2 Eg, In noise-induced hearing loss the effect of negligence is measured relative to the effect of natural presbyacusis—which is measured in the relevant peer group not negligently exposed to excessive noise.

3 This is well below the conventional medical prognosis period (over eight months on average).

4 Largely determined using medical notes. There are no crash dynamics that explain chronic whiplash. Roughly 5% to 10% of people have a history of unexplained neck pain problems.

5 To partly quote Russ Ackoff.

6 One of the attractions of adopting the proposed rule is that there is no need to doubt the veracity of the claimant’s statement of prior perfect health. It can be regarded as an honest statement, but should not be regarded as a legal fact unless there is good reason to do so. The burden is on the claimant.

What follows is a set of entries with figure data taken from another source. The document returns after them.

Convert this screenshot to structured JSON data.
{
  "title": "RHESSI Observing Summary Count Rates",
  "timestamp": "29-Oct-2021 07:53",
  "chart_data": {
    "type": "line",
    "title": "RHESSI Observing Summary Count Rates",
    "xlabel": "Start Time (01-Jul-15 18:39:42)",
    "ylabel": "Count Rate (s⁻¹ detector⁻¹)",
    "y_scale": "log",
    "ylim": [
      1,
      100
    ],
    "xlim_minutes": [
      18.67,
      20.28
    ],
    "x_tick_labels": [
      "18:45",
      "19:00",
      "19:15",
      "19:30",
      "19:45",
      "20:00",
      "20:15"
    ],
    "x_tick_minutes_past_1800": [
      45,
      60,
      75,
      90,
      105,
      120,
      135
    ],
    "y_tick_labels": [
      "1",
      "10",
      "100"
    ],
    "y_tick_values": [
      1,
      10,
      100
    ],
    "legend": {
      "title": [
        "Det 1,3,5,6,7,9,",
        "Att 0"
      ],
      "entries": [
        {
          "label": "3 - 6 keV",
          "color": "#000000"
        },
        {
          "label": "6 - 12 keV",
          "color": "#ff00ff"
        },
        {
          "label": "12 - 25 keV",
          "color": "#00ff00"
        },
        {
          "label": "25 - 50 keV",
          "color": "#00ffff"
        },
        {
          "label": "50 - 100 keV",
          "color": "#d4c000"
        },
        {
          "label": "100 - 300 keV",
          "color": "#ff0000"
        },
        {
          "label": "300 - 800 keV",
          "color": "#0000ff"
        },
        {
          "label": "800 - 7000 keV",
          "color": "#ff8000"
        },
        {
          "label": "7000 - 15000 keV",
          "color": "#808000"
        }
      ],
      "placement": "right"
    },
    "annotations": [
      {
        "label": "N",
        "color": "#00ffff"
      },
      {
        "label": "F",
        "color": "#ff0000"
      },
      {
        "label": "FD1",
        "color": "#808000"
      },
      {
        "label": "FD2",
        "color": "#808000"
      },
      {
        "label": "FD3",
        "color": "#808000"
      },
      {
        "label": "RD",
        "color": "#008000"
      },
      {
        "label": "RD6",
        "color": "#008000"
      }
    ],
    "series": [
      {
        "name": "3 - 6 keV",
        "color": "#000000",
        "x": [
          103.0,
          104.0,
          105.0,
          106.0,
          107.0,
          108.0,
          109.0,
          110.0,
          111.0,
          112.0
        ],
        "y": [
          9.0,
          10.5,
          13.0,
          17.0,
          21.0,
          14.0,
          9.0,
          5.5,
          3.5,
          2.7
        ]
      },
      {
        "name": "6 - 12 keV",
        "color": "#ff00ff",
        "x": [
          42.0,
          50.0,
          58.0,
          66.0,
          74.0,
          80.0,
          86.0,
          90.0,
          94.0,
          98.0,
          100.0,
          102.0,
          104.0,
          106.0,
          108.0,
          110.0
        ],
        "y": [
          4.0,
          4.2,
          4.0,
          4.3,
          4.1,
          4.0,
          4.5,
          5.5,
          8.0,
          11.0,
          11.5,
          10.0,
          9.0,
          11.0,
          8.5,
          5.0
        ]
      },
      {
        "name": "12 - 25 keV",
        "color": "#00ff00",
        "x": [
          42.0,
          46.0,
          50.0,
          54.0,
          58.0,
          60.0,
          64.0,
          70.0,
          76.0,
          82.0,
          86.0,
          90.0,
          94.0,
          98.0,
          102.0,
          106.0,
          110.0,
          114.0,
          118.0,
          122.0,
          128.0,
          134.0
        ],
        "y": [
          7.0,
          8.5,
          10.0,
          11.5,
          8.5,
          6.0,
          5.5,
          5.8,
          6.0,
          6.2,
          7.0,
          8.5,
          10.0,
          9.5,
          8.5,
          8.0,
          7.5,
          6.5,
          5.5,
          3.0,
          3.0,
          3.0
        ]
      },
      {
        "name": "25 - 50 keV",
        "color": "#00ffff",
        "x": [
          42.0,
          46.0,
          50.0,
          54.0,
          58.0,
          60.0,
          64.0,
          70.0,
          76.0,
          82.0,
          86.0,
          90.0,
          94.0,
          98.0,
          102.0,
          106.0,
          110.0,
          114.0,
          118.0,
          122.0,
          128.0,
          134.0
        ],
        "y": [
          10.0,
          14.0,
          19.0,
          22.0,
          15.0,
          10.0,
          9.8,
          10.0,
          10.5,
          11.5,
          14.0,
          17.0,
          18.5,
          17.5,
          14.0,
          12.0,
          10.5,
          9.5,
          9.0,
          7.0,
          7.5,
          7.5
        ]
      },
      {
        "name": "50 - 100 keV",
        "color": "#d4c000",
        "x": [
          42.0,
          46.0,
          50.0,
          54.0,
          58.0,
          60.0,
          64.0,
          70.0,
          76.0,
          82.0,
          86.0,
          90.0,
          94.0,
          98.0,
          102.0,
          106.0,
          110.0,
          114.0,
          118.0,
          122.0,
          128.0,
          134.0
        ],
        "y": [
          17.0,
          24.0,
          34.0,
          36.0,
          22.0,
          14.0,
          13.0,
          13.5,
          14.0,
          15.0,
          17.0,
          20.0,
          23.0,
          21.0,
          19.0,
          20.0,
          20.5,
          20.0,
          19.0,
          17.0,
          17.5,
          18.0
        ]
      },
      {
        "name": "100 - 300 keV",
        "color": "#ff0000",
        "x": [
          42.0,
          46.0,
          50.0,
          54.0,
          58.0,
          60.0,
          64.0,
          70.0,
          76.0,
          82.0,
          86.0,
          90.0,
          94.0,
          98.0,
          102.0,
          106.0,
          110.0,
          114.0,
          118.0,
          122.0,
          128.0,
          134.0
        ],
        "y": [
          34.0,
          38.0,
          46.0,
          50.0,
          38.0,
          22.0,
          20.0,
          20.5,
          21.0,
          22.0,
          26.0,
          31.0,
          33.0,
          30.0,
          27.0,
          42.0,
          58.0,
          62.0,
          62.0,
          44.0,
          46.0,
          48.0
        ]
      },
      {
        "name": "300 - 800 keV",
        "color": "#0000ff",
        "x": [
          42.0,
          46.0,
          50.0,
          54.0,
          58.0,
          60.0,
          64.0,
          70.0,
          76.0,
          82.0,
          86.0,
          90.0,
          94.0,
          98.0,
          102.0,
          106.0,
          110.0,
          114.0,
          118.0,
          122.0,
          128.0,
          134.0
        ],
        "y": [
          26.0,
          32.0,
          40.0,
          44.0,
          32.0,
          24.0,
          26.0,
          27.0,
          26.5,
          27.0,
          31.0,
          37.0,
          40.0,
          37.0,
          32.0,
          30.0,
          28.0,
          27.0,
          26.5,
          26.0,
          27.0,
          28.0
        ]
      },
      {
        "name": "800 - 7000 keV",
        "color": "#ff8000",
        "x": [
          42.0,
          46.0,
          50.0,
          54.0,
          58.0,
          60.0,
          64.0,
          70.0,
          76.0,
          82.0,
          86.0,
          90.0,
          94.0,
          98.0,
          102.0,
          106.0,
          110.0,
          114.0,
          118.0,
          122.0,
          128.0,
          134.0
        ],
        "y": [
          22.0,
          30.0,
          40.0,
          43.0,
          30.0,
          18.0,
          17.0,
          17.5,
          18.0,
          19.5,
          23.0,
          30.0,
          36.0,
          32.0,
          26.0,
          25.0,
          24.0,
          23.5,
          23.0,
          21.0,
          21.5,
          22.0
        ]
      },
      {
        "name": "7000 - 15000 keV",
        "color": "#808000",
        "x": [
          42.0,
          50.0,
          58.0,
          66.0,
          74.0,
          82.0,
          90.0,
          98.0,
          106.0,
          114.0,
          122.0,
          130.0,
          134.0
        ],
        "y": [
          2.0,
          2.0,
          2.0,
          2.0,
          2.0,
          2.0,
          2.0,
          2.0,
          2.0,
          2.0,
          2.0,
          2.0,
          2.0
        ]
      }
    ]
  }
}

7 The greater the area the fewer false positives and false negatives.

8 This can be shown mathematically.

9 In the absence of objective evidence of exception, and, but for the negligent act, the condition of the claimant must be assumed to have been, or ought still to be, the same as that of his peer group—ie those not recently exposed to a similar negligent act.

10 ie, both medically and, according to the balance of probabilities.

11 That is, people who have not recently experienced a no-fault whiplash accident.

12 Papers usually focus on the results of complex analysis but without providing the raw data in a form which can be used to guide legal fact finding.

13 It might be useful to meet with DoH policy leaders to discuss this idea and proposal before the conclusions to the consultation are set in stone.